A PHP implementation of the k-means clustering algorithm.
This algorithm groups data into clusters, based on the within-cluster sum of squares (intuitively, the squared Euclidean distance in the case of two-dimensional analysis). For example, a dataset containing the locations of many fish could be grouped into discrete schools of fish.
- This library currently only supports two-dimensional clustering, but hopefully soon it will allow analysis on an arbitrary number of dimensions.
- The number of clusters to be used in the analysis must be manually configured.
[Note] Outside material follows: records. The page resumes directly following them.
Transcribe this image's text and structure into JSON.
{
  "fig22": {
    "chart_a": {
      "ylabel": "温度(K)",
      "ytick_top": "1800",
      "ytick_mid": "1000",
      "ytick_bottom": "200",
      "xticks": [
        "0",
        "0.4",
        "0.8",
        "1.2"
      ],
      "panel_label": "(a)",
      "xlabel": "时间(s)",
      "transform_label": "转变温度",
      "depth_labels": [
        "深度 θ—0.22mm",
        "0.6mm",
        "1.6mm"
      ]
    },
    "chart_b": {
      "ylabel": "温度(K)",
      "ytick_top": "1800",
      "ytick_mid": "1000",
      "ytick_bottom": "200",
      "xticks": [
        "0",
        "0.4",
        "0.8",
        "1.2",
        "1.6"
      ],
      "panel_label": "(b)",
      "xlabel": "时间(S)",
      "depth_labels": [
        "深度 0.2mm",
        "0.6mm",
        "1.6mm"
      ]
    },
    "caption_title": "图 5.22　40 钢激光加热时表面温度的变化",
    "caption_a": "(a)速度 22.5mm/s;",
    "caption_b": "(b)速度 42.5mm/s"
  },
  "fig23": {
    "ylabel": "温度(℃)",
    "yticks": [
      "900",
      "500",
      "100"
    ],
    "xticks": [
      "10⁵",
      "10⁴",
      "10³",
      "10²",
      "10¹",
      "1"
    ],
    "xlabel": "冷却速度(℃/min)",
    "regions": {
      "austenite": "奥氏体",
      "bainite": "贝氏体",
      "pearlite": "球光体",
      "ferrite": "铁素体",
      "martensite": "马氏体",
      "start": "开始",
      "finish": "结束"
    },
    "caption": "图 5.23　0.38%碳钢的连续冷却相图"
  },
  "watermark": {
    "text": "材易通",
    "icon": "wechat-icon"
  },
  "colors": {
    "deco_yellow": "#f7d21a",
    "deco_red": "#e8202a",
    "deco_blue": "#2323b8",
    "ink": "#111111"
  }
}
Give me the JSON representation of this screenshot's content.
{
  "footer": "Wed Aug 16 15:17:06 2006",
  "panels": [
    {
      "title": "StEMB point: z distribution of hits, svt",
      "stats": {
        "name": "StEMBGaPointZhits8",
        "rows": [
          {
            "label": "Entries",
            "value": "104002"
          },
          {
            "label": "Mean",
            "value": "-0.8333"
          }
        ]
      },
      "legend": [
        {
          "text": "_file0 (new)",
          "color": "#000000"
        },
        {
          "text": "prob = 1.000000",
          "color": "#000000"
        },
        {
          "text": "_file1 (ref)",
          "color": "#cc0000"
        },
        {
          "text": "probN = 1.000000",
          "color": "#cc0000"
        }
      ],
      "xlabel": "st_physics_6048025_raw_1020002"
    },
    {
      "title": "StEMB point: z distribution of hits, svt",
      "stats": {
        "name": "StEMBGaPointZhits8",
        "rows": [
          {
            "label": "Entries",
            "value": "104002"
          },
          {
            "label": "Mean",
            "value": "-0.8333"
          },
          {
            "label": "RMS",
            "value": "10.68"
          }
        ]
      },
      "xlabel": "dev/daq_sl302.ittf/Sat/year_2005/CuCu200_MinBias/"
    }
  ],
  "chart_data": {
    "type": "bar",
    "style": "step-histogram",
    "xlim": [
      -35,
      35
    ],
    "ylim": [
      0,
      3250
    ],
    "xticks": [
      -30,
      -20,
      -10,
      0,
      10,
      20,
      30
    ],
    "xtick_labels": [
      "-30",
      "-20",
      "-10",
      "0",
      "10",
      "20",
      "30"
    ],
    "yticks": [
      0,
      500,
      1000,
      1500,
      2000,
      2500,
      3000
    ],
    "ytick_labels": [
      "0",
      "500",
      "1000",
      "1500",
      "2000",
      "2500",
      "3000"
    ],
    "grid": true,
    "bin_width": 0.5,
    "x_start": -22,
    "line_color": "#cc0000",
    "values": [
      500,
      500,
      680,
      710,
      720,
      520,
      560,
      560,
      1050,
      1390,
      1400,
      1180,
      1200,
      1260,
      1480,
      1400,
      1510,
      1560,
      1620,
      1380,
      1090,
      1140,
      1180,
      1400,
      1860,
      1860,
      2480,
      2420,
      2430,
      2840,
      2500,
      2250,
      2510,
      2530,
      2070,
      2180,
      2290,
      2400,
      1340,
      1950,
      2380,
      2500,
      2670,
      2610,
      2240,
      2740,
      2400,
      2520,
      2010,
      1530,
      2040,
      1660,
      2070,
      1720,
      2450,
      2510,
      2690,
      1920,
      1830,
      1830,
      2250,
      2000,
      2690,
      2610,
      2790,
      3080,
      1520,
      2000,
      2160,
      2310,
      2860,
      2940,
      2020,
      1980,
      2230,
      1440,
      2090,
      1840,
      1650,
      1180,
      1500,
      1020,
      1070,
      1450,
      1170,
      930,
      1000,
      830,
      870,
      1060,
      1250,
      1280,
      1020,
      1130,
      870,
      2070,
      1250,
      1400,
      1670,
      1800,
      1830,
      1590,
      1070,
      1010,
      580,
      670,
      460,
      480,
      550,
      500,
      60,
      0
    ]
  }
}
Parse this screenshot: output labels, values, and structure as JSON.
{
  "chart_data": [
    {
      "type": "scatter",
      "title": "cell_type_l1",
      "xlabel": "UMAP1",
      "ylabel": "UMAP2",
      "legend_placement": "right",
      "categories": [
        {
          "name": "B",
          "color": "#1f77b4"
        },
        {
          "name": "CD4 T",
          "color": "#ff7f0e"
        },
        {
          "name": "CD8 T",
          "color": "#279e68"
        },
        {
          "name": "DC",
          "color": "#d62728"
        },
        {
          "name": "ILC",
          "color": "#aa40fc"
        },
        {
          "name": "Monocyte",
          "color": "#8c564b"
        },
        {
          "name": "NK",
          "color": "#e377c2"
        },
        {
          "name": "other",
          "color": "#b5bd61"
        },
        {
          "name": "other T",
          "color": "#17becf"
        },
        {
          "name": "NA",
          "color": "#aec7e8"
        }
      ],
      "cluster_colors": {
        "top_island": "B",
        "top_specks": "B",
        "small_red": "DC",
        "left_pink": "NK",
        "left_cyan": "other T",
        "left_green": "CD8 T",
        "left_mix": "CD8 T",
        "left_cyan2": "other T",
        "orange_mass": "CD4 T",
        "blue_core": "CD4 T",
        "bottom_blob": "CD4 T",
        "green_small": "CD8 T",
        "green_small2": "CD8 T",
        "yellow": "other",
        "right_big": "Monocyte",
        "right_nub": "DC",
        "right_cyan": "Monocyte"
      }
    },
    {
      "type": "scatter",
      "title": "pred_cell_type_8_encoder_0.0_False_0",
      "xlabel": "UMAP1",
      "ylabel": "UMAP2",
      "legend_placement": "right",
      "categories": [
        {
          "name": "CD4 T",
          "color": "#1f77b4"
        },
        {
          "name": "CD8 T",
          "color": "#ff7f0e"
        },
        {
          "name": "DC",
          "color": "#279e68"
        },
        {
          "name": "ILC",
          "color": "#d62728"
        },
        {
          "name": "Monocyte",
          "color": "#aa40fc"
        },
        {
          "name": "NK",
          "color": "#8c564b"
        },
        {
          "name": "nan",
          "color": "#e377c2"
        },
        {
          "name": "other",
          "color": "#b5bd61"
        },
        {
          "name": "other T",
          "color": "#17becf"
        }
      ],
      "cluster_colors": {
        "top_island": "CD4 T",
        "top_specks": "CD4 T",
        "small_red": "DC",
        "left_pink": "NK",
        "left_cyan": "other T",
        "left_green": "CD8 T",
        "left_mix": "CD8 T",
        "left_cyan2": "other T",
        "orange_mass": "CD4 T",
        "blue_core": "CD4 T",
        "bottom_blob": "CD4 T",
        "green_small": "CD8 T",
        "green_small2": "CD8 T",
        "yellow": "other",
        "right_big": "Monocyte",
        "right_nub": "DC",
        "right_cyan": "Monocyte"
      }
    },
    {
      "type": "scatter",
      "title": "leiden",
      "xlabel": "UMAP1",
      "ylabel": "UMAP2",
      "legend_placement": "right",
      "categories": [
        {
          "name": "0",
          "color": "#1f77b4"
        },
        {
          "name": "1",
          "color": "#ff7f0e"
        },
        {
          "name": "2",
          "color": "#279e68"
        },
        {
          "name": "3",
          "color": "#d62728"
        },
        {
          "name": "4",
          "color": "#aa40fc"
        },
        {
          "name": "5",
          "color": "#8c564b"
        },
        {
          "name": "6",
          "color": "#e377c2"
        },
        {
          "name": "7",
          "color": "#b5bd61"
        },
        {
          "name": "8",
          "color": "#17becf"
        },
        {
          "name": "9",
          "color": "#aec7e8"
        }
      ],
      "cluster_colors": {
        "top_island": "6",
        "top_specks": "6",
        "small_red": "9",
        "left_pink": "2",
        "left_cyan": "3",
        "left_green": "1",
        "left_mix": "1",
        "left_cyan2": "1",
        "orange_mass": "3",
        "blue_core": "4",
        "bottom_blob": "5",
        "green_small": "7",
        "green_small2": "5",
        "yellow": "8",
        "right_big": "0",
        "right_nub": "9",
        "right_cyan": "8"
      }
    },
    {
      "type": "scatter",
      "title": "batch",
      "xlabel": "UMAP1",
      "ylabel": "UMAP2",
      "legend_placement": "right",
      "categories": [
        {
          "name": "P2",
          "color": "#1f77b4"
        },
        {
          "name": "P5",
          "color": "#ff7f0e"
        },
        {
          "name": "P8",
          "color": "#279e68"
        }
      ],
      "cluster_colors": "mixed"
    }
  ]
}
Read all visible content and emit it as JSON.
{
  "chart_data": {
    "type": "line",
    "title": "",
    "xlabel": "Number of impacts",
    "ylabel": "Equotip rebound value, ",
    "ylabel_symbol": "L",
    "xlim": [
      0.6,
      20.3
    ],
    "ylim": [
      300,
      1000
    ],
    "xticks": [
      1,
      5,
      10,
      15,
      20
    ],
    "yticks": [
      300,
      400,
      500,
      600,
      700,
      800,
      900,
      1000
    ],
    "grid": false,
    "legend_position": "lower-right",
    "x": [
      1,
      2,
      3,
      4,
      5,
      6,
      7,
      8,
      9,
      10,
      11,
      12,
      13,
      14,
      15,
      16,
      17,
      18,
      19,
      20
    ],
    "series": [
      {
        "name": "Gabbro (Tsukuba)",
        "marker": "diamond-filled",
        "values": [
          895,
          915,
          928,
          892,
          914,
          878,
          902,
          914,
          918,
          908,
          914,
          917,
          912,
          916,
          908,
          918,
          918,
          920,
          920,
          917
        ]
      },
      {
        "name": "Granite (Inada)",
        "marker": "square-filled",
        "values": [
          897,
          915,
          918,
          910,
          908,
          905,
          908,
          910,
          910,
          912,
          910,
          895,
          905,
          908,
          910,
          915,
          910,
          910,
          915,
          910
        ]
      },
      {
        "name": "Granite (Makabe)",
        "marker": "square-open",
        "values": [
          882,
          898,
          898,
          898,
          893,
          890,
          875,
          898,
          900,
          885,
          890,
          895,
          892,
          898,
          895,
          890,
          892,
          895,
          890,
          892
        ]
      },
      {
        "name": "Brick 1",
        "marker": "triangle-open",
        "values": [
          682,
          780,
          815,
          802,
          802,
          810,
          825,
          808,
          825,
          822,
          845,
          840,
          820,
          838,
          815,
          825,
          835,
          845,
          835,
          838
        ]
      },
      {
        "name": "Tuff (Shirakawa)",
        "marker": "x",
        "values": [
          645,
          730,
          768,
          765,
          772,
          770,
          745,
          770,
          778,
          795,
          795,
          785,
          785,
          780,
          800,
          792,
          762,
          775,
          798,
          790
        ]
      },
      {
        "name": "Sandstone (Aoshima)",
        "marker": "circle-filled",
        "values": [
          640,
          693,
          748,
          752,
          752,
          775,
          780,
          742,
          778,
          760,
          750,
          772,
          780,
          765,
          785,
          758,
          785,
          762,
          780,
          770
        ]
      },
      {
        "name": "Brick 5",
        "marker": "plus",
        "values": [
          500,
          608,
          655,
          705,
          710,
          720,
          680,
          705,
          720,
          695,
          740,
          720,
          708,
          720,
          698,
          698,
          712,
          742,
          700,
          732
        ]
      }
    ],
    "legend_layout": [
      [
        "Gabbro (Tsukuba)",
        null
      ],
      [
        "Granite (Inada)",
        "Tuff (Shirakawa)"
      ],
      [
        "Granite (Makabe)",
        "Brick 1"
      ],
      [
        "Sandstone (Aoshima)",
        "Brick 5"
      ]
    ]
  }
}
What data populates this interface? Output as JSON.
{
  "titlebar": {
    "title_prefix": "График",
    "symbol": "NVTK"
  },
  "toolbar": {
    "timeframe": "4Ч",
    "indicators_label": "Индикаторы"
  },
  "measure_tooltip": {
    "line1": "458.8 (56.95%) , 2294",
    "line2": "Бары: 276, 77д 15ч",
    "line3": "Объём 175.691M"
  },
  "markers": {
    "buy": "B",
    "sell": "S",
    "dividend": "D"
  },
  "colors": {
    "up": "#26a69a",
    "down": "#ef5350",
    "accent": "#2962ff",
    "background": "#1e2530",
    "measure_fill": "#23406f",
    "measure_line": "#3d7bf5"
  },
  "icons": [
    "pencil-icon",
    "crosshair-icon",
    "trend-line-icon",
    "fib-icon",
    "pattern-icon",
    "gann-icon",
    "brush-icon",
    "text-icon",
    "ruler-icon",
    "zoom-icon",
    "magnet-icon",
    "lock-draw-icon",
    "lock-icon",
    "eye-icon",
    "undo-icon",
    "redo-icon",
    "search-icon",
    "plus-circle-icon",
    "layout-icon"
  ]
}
Here is some example data:
$data = array(
array(
'name' => 'Foo',
'x' => 3,
'y' => 4
),
array(
'name' => 'Bar',
'x' => 5,
'y' => 3
),
array(
'name' => 'Baz',
'x' => 12,
'y' => 16
),
)
We want to perform clustering on the x and y keys, and this data has two (very small) clusters. We configure the class like this:
$kmeans = new KMeans();
$kmeans
->setData($data)
->setXKey('x')
->setYKey('y')
->setClusterCount(2)
->solve()
We retrieve the clusters like this:
$clusters = $kmeans->getClusters();
A cluster has data on its centroid:
foreach ($clusters as $cluster) {
$x = $cluster->getX();
$y = $cluster->getY();
}
And the points belonging to it:
$data = $cluster->getData();
Note that the original data arrays are preserved, so in our example, we could do this:
// print names of the objects in the first cluster
$names = array();
foreach ($clusters[0]->getData() as $ra) {
$names[] = $ra['name'];
}
echo implode(', ', $names);
Which would output Foo, Bar.
This library is released under the MIT license. You may use it in personal or commercial projects. For more information, see the license file.